Humpf leads HP bowling teams on and off lanes
Wyatt Humpf led the team cheer Thursday when the Holland Patent bowling teams hosted Herkimer at King Pin Lanes then he casually went out and bowled a strike on his first frame of the day. Some things have been a challenge for the student-athlete who was diagnosed with autism in 2007, but being a leader and a helper are right up his alley.
The senior started bowling in fifth grade, having watched his two older brothers — Dalton and Cooper — and other relatives. He started bowling at Adirondack Lanes in Barneveld.
Humpf has spent the last two seasons as the HP football team’s manager but bowling is where he competes. “I liked to pick a sport that’s a better fit for me,” he said, speficially a non-contact sport. He’s been bowling with the varsity team since eighth grade.
“We have a team that we get along, we go together. We think about our strategy,” he said of the Golden Knights’ bowling team. “What makes me good is not hitting the gutters and getting as many strikes as possible.”
Coach Eileen McCann said his strength is in the consistent repetition of his form. But form is not why Humpf is a team captain. “I have nice and perfect leadership. I support and try to help and teach the underclassmen.” Coach McCann added that he’s been a help to the girls team too, as they only have three seniors and not a lot of experience at the varsity level.
He’s also the one who does the little things off the lanes, McCann noted. Humpf is the first one to arrive and last one to leave, even helping to clean up and make sure teammates have rides home. When HP hits the road to compete, he’s the one programming in the address to the competition’s lanes to get the directions for the drive.

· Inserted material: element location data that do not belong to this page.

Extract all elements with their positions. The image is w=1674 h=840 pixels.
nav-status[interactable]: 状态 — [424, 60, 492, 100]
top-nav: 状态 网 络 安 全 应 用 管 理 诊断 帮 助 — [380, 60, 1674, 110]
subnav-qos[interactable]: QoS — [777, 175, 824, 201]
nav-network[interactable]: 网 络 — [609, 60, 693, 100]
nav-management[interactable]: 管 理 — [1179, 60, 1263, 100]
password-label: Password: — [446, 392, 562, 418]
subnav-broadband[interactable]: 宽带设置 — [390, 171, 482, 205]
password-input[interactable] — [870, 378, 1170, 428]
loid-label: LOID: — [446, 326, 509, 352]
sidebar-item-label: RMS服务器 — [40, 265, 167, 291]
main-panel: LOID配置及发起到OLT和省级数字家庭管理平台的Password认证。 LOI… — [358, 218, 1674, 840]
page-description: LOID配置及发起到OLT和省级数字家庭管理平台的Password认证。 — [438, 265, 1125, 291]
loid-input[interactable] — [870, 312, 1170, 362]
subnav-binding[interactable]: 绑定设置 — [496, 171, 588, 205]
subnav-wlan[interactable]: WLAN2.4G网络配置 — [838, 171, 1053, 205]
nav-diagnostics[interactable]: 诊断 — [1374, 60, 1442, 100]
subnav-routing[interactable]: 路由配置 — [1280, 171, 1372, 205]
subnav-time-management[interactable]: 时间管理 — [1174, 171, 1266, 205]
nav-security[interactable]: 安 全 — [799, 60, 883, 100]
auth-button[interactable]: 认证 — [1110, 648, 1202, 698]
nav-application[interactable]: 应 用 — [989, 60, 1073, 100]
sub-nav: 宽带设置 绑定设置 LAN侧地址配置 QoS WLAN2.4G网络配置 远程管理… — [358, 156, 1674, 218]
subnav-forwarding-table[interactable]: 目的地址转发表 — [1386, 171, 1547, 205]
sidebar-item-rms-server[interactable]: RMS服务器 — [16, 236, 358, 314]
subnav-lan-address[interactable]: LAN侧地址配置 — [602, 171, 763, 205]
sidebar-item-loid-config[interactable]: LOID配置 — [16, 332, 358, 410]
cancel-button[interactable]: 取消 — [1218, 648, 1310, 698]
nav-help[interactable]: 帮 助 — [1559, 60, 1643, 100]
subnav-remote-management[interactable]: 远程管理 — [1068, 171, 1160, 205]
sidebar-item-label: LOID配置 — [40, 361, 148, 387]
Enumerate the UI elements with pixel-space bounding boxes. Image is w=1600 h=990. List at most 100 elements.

“Our team is not too bad,” Humpf said. “We’re getting there.” The team has qualified for Sectionals in each of Humpf’s five years on the team. The team was co-champion of the Center State Conference’s Division I two years ago as well.

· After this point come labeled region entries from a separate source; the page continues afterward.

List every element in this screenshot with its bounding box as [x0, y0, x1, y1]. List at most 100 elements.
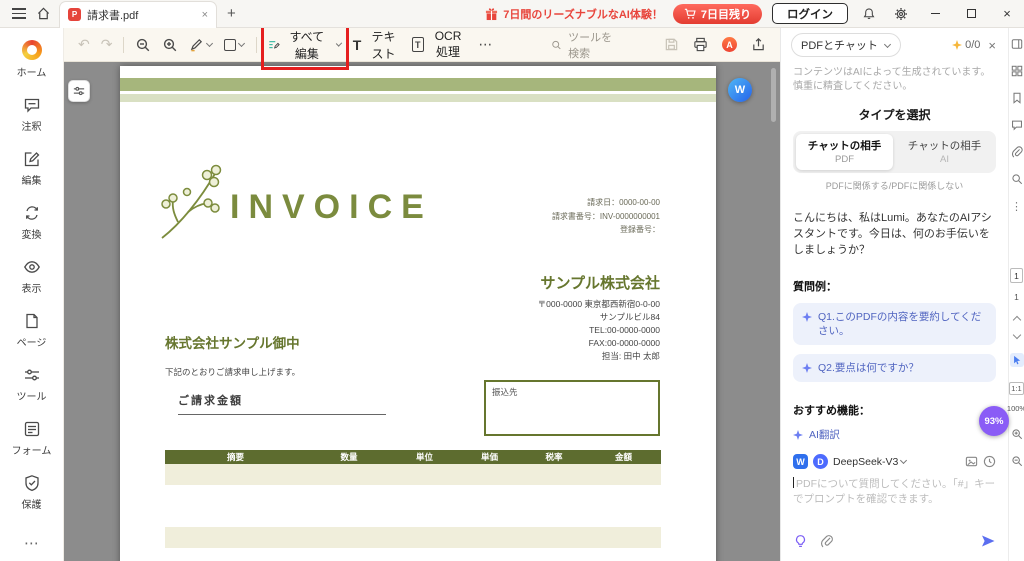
promo-banner[interactable]: 7日間のリーズナブルなAI体験！: [485, 6, 663, 22]
sidebar-item-convert[interactable]: 変換: [2, 204, 62, 241]
close-button[interactable]: ×: [994, 0, 1020, 27]
form-icon: [24, 421, 39, 437]
word-model-icon[interactable]: W: [793, 454, 808, 469]
sidebar-item-annotate[interactable]: 注釈: [2, 96, 62, 133]
pen-tool-icon[interactable]: [189, 37, 214, 52]
shape-tool-icon[interactable]: [224, 38, 246, 51]
sidebar-item-view[interactable]: 表示: [2, 258, 62, 295]
select-tool-icon[interactable]: [1009, 353, 1024, 367]
search-icon[interactable]: [1011, 173, 1023, 185]
example-question-1[interactable]: Q1.このPDFの内容を要約してください。: [793, 303, 996, 345]
translate-widget-button[interactable]: W: [728, 78, 752, 102]
maximize-button[interactable]: [958, 0, 984, 27]
zoom-in-icon[interactable]: [1011, 428, 1023, 440]
ai-tools-icon[interactable]: A: [721, 37, 737, 52]
current-page-input[interactable]: 1: [1010, 268, 1023, 283]
sidebar-item-protect[interactable]: 保護: [2, 474, 62, 511]
tab-title: チャットの相手: [807, 140, 882, 152]
notifications-bell-icon[interactable]: [858, 7, 880, 21]
sliders-icon: [24, 369, 39, 381]
undo-icon[interactable]: ↶: [78, 36, 90, 53]
more-vertical-icon[interactable]: ⋮: [1011, 200, 1022, 213]
page-settings-button[interactable]: [68, 80, 90, 102]
ocr-icon: T: [411, 37, 424, 52]
history-clock-icon[interactable]: [983, 455, 996, 468]
titlebar: P 請求書.pdf × + 7日間のリーズナブルなAI体験！ 7日目残り ログイ…: [0, 0, 1024, 28]
sidebar-more-icon[interactable]: ⋯: [24, 534, 39, 552]
tab-close-icon[interactable]: ×: [202, 9, 208, 21]
comment-icon[interactable]: [1011, 119, 1023, 131]
chat-title: PDFとチャット: [801, 40, 878, 52]
sidebar-item-home[interactable]: ホーム: [2, 40, 62, 79]
deepseek-logo-icon[interactable]: D: [813, 454, 828, 469]
sparkle-icon: [802, 312, 812, 322]
attachment-icon[interactable]: [1011, 146, 1023, 158]
invoice-address: 〒000-0000 東京都西新宿0-0-00 サンプルビル84 TEL:00-0…: [538, 298, 660, 363]
tab-chat-with-ai[interactable]: チャットの相手 AI: [896, 134, 993, 170]
minimize-button[interactable]: [922, 0, 948, 27]
model-dropdown[interactable]: DeepSeek-V3: [833, 456, 908, 468]
sidebar-item-page[interactable]: ページ: [2, 312, 62, 349]
chat-input-toolbar: [793, 533, 996, 549]
invoice-recipient: 株式会社サンプル御中: [165, 336, 300, 351]
tool-search[interactable]: ツールを検索: [551, 29, 619, 61]
chat-input[interactable]: PDFについて質問してください。「#」キーでプロンプトを確認できます。: [793, 477, 996, 523]
type-select-label: タイプを選択: [858, 108, 931, 122]
invoice-meta: 請求日：0000-00-00 請求書番号：INV-0000000001 登録番号…: [552, 196, 660, 237]
zoom-out-icon[interactable]: [135, 37, 151, 53]
features-label: おすすめ機能：: [793, 405, 870, 417]
attach-paperclip-icon[interactable]: [820, 534, 834, 548]
invoice-bank-box: 振込先: [484, 380, 660, 436]
trial-days-button[interactable]: 7日目残り: [672, 3, 762, 24]
menu-icon[interactable]: [12, 8, 26, 19]
tab-chat-with-pdf[interactable]: チャットの相手 PDF: [796, 134, 893, 170]
redo-icon[interactable]: ↷: [101, 36, 113, 53]
edit-all-label: すべて編集: [289, 29, 325, 61]
example-question-text: Q2.要点は何ですか？: [818, 362, 919, 374]
home-icon[interactable]: [36, 6, 51, 21]
zoom-out-icon[interactable]: [1011, 455, 1023, 467]
feature-ai-translate[interactable]: AI翻訳: [793, 427, 996, 442]
example-question-2[interactable]: Q2.要点は何ですか？: [793, 354, 996, 382]
save-icon[interactable]: [664, 37, 679, 52]
bookmark-icon[interactable]: [1011, 92, 1023, 104]
more-tools-icon[interactable]: ⋯: [478, 36, 492, 53]
invoice-col-header: 摘要: [226, 452, 244, 462]
thumbnails-icon[interactable]: [1011, 65, 1023, 77]
home-logo-icon: [21, 40, 42, 60]
search-placeholder: ツールを検索: [568, 31, 613, 60]
sidebar-item-label: 保護: [21, 500, 42, 511]
sidebar-item-label: 変換: [21, 230, 42, 241]
ocr-button[interactable]: T OCR処理: [411, 29, 468, 60]
actual-size-button[interactable]: 1:1: [1009, 382, 1024, 395]
sidebar-item-edit[interactable]: 編集: [2, 150, 62, 187]
total-pages-label: 1: [1014, 292, 1019, 302]
chat-mode-dropdown[interactable]: PDFとチャット: [791, 33, 901, 57]
edit-all-button[interactable]: すべて編集: [261, 19, 349, 70]
text-tool-button[interactable]: T テキスト: [353, 28, 401, 62]
login-button[interactable]: ログイン: [772, 3, 848, 24]
document-tab[interactable]: P 請求書.pdf ×: [59, 0, 217, 28]
toolbar-right-group: A: [664, 37, 766, 52]
new-tab-button[interactable]: +: [227, 5, 236, 22]
settings-gear-icon[interactable]: [890, 7, 912, 21]
document-area[interactable]: INVOICE 請求日：0000-00-00 請求書番号：INV-0000000…: [64, 62, 780, 561]
document-scrollbar[interactable]: [771, 68, 776, 122]
next-page-icon[interactable]: [1012, 330, 1021, 340]
zoom-level-label[interactable]: 100%: [1007, 404, 1024, 413]
zoom-in-icon[interactable]: [162, 37, 178, 53]
pdf-page[interactable]: INVOICE 請求日：0000-00-00 請求書番号：INV-0000000…: [120, 66, 716, 561]
send-icon[interactable]: [980, 533, 996, 549]
lightbulb-icon[interactable]: [793, 534, 808, 549]
sidebar-item-tools[interactable]: ツール: [2, 366, 62, 403]
sidebar-item-form[interactable]: フォーム: [2, 420, 62, 457]
invoice-table-row: [165, 485, 661, 506]
previous-page-icon[interactable]: [1012, 315, 1021, 325]
image-icon[interactable]: [965, 455, 978, 468]
zoom-percentage-badge[interactable]: 93%: [979, 406, 1009, 436]
chat-close-icon[interactable]: ×: [986, 38, 998, 53]
print-icon[interactable]: [693, 37, 708, 52]
share-icon[interactable]: [751, 37, 766, 52]
assistant-greeting: こんにちは、私はLumi。あなたのAIアシスタントです。今日は、何のお手伝いをし…: [793, 212, 992, 256]
panel-toggle-icon[interactable]: [1011, 38, 1023, 50]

COVID-19 has had a few impacts on bowling, including the need to hold some competitions remotely, with each team bowling its home site and comparing scores. “It’s hard because you don’t know if you’re up or not,” Humpf said. Often teams have to wait for the totals to come in before they know how the games are going.
This season has been “ups and downs, getting a little better,” Humpf said of his own game. He’s been hovering around a game average of just under 170 most of the season. The team has four more regular season matches then the league championship Feb. 1 and Section III championship Feb. 6.
“He’s always been a pretty consistent bowler,” said his father, Bob Humpf, who was at King Pin to watch Wyatt compete agaist Herkimer. “The social aspect of it is very big. He loves going to school. I don’t think he’s missed a day of high school.” As for the team, “He loves to help them. He loves to organize.”
Wyatt said he enjoyed his time as football team manager, a role a few friends on the team talked him into taking. “I just like being another helper and leader, part of the community.” A few football players are also his bowling teammates, Christian Ostinette and Dmitry Lukashevich. His father said “the football team really made him a part of the team. He really enjoyed the camaraderie there.”
Another passion of Humpf’s is his work with the Kelberman Center, the Utica agency that provides autism services for children, adults and families in the region. The family has raised funds for the Center with bottle-and-can drives, including over $4,000 in 2020 and again in 2021. They had done bowl-a-thons but with COVID they switched to a different event. Wyatt’s role at the fund-raiser includes DJ, as he makes a playlist to keep the event upbeat.
In addition to music, Humpf loves to play video games: Fortnite, Super Smash Bros. Ultimate, Overwatch, Minecraft, Grand Theft Auto, Rocket League, the list goes on and on. He has played in tournaments at the school and participated in HP’s Esports club.
Humpf is in his senior year at HP but he has his eye on what’s next. He wants to participate in Syracuse University’s InclusiveU program. It’s for “students of all ages with intellectual and developmental disabilities who want to experience college life in a fully inclusive setting to Syracuse University,” according to the school’s website. He said he’d like to study subjects like sports management and music.
“My wife always pushed him and believed in him more than anybody,” said Bob Humpf. He also complimented the school district for its programs and the students there who “are accepting of him.” McCann, he added, “has done a lot for him,” mentoring him for years outside of bowling.